Ao sair do cinema, fui direto no passado e me lembrei de todas as
vezes em que estive prestes a assistir os filmes baseados em Hqs de
2007 para trás, e me vem a memória a expectativa pelos desafios com
os quais o herói iria se defrontar. Mas essa expectativa era sempre
frustrada por uma trama rasa, com personagens ainda mais rasos e, em
alguns casos, interpretações medíocres. É bem verdade que
Hollywood vem tratando com o merecido respeito os filmes baseados em
HQ, mas filmes que possam ser considerados marcantes não são vistos
todo dia por ai, e isso se deve muito aos vilões que dificilmente
são levados a sério. Que dificilmente promovem um desafio
verdadeiro e possuem motivos sinceros para fazer o que fazem.
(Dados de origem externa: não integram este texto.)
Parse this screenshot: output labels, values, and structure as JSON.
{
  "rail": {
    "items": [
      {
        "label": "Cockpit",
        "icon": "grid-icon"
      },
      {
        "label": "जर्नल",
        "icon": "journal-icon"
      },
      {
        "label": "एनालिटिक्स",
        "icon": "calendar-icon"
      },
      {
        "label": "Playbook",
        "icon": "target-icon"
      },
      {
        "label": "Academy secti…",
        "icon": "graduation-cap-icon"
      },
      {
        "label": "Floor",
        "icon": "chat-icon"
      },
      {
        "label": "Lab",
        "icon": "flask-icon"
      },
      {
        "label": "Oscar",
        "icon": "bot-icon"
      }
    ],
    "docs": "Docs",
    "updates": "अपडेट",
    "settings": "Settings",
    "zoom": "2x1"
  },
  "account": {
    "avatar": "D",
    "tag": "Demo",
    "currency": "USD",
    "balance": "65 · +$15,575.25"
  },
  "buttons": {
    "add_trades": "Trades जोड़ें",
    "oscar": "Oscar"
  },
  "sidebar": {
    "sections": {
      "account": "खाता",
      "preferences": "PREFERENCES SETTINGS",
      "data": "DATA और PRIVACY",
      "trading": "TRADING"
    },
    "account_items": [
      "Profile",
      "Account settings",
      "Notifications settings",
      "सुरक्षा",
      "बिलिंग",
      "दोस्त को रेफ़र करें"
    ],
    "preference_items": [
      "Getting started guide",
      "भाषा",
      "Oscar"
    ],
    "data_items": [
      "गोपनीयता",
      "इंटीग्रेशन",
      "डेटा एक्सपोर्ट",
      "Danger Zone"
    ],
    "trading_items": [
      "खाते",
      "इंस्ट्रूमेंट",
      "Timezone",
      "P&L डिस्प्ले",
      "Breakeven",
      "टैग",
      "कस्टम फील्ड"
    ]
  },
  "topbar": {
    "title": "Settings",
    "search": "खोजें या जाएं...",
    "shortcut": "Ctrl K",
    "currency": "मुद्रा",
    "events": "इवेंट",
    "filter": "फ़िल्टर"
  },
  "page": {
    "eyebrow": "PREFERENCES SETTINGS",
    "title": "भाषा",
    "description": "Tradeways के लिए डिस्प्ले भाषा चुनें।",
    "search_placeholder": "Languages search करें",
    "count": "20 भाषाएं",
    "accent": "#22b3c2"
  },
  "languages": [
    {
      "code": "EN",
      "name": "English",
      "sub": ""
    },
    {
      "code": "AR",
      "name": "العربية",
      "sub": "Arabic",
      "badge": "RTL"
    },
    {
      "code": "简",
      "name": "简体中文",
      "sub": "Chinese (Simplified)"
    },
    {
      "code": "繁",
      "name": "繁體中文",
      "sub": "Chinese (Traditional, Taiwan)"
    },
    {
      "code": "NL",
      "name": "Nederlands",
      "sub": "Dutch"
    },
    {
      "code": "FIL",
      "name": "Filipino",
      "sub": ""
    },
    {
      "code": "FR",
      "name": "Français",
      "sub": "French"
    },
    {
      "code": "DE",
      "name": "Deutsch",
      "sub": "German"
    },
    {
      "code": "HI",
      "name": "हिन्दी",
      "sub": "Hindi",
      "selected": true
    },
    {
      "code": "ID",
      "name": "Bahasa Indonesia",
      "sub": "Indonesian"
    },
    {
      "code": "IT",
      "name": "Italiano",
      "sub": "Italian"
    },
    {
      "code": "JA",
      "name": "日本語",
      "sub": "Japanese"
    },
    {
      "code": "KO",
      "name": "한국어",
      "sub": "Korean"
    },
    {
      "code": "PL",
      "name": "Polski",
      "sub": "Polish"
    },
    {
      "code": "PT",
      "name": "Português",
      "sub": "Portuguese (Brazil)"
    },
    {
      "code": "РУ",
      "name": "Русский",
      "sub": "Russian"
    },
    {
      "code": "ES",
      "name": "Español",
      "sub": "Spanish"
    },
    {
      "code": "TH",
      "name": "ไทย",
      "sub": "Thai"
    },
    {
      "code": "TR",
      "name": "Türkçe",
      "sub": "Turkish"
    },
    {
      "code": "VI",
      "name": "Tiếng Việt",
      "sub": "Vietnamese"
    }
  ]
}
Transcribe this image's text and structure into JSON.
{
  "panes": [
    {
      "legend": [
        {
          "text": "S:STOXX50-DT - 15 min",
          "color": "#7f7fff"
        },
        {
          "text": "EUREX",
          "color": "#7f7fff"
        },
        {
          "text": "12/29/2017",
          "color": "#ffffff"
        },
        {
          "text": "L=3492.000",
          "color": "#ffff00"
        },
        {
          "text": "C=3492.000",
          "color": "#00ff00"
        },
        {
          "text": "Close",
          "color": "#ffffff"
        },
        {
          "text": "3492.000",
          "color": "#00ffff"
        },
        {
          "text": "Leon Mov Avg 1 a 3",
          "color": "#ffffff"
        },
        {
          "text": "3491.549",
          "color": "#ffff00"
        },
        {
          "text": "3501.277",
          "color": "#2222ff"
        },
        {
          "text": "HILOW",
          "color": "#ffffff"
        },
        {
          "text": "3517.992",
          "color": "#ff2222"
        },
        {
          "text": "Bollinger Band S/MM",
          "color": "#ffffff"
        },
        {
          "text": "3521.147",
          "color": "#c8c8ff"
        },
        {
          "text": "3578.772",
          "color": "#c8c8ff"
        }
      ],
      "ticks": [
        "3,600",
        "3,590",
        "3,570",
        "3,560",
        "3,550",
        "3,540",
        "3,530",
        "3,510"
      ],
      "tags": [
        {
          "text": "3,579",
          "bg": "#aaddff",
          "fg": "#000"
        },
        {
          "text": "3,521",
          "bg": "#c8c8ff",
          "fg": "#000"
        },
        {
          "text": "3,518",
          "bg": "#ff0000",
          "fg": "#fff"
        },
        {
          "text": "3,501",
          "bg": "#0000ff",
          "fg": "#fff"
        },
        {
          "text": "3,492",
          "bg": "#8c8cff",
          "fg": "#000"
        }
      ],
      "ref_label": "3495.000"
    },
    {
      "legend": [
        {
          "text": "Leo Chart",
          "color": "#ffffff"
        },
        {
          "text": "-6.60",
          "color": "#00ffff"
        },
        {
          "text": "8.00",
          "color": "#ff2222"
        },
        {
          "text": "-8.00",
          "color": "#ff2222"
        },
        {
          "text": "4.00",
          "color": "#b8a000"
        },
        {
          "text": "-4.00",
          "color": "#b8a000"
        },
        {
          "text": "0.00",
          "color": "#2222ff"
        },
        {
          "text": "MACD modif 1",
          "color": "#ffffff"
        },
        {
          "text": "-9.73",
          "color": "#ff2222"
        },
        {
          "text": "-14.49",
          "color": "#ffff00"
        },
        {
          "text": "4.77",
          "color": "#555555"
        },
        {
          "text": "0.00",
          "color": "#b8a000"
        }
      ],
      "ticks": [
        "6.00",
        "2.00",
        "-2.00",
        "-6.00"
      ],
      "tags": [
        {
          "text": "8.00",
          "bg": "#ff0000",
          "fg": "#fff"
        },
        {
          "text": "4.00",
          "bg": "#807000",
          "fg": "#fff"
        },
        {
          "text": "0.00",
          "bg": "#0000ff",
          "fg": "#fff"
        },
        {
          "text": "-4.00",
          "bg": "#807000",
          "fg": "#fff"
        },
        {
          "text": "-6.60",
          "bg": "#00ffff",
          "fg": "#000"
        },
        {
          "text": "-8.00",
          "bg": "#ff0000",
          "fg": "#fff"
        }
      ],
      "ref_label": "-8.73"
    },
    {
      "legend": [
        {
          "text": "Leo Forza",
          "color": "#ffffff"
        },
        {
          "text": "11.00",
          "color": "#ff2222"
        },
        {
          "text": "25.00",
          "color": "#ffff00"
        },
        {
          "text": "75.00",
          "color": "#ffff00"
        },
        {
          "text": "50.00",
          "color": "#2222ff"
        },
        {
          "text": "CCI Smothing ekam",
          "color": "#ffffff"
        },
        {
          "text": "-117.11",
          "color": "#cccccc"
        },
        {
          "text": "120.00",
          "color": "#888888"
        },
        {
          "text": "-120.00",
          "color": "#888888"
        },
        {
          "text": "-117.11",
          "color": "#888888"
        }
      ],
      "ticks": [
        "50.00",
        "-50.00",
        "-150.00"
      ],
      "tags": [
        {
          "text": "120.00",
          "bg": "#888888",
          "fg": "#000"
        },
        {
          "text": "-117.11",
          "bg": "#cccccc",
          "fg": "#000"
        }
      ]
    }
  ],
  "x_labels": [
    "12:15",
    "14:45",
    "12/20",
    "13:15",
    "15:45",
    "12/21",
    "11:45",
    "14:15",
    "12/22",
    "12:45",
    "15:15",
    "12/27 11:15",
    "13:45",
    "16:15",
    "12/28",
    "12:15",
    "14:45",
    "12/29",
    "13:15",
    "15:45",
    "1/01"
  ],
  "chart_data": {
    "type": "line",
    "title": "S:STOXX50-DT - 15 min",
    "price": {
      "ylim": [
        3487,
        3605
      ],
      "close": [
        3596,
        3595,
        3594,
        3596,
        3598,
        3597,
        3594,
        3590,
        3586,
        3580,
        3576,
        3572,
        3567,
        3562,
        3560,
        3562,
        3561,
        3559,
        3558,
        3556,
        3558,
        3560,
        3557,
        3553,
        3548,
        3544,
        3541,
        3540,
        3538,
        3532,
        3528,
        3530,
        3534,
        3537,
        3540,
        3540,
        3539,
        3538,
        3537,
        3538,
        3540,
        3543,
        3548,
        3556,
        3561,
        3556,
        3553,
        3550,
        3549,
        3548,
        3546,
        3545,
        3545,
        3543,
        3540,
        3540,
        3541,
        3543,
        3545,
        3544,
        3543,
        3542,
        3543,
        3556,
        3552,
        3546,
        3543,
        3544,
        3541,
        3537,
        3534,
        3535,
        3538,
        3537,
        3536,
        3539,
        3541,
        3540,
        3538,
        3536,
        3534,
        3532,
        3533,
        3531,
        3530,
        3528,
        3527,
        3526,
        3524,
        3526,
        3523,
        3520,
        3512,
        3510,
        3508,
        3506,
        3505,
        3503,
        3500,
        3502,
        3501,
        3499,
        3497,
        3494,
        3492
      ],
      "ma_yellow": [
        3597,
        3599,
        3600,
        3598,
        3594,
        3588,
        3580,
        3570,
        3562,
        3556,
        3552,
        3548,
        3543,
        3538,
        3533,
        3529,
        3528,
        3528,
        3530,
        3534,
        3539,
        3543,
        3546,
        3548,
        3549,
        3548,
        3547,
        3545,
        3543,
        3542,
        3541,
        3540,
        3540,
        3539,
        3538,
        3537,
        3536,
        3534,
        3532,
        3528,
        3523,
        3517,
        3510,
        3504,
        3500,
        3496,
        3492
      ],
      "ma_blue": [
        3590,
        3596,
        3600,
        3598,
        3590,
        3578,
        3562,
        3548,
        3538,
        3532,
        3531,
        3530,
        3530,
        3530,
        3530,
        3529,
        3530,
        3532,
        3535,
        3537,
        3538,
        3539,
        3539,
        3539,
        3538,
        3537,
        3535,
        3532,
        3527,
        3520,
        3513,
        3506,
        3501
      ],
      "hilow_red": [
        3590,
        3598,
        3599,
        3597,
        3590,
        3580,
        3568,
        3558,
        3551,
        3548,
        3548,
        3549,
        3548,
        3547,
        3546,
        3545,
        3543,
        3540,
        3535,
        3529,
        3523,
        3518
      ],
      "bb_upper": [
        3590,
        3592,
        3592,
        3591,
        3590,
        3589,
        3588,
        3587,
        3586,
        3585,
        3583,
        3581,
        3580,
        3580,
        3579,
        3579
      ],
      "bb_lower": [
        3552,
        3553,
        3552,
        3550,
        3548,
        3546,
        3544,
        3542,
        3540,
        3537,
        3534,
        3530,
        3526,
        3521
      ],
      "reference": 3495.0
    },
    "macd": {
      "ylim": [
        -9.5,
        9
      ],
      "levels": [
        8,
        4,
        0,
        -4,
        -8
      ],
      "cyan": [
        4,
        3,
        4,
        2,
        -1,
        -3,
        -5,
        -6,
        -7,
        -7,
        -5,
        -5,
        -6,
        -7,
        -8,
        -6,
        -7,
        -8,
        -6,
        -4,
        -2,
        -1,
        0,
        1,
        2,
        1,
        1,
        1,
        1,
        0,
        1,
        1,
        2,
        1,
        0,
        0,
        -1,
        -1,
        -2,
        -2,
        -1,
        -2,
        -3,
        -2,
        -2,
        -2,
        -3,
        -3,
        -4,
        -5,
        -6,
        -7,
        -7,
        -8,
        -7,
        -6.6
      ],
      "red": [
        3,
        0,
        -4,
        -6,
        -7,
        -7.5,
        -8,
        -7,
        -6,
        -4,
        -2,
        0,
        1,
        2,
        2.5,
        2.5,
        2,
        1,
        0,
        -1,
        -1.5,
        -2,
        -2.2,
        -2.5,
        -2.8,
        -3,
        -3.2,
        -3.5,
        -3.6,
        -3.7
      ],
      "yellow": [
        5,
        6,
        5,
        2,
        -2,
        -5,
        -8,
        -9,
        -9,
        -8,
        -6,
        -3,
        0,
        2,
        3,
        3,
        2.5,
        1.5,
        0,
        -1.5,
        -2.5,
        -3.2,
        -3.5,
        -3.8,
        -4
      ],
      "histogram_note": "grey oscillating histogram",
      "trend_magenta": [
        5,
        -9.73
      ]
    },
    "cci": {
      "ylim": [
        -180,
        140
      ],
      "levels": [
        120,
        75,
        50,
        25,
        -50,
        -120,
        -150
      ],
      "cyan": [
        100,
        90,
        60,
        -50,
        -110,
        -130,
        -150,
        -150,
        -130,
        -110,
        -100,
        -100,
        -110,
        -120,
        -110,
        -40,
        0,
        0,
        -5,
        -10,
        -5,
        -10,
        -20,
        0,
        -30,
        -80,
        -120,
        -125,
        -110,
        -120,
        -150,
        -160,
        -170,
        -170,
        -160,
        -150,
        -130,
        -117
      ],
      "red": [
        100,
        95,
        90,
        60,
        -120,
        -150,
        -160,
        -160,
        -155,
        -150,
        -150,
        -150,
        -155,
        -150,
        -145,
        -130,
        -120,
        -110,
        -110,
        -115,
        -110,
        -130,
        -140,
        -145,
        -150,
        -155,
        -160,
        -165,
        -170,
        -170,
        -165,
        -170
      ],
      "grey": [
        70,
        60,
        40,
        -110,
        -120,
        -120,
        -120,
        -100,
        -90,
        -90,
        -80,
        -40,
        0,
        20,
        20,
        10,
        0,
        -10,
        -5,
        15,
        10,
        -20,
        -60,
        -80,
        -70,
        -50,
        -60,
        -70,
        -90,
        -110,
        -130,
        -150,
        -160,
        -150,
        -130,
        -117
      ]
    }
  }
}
Ninguém, naturalmente, acreditou que o Superman iria cair diante do
General Zod; mas ficou na mente o desconforto motivado pela incerteza
do êxito ao final desta primeira parte. Somente um vilão que
cumpriu com a sua função é capaz de inspirar tal sentimento.
A
estrutura do filme se define em uma única palavra: brilhante e
emocional. Sim, acabei por usar duas porque a maneira como as cenas
se sobrepõem ultrapassam os limites do acerto, inclusive quando
entram os flashes do passado. Recurso esse que sempre incomoda, é
aqui um aditivo crucial a trama, e, ao unir as pontas soltas e
revelar momentos de sincera emoção, fazem a audiência amá-los
tanto quanto já ama a narrativa principal. Sinceros parabéns para a
equipe de edição.
Por fim,
quando os ânimos haviam se acalmado e faltavam poucos minutos para
os créditos surgirem, o laço de ouro surgiu e surpreendeu. Foi a
coragem de fazer de todo o filme um grande prólogo para estabelecer
o Superman como personagem, estruturando sua origem numa base firme
que servirá de alicerce a tudo o que está por vir, que trouxe uma
esperança vivida no passado uma única vez com o belíssimo final de
O Cavaleiro das Trevas.
E pensar que tudo começou com uma pequena semente que insistiu em nascer num solo que não a desejava. Por sorte Nolan plantou a sua semente e convidou Snyder para acompanhar seu crescimento, regando-a, fazendo desse filme uma carta de amor, e, me repito, um
recado que Nolan e Snyder deixam para a grande audiência: Plante
a sua Semente.
Porque a dele já está rendendo frutos.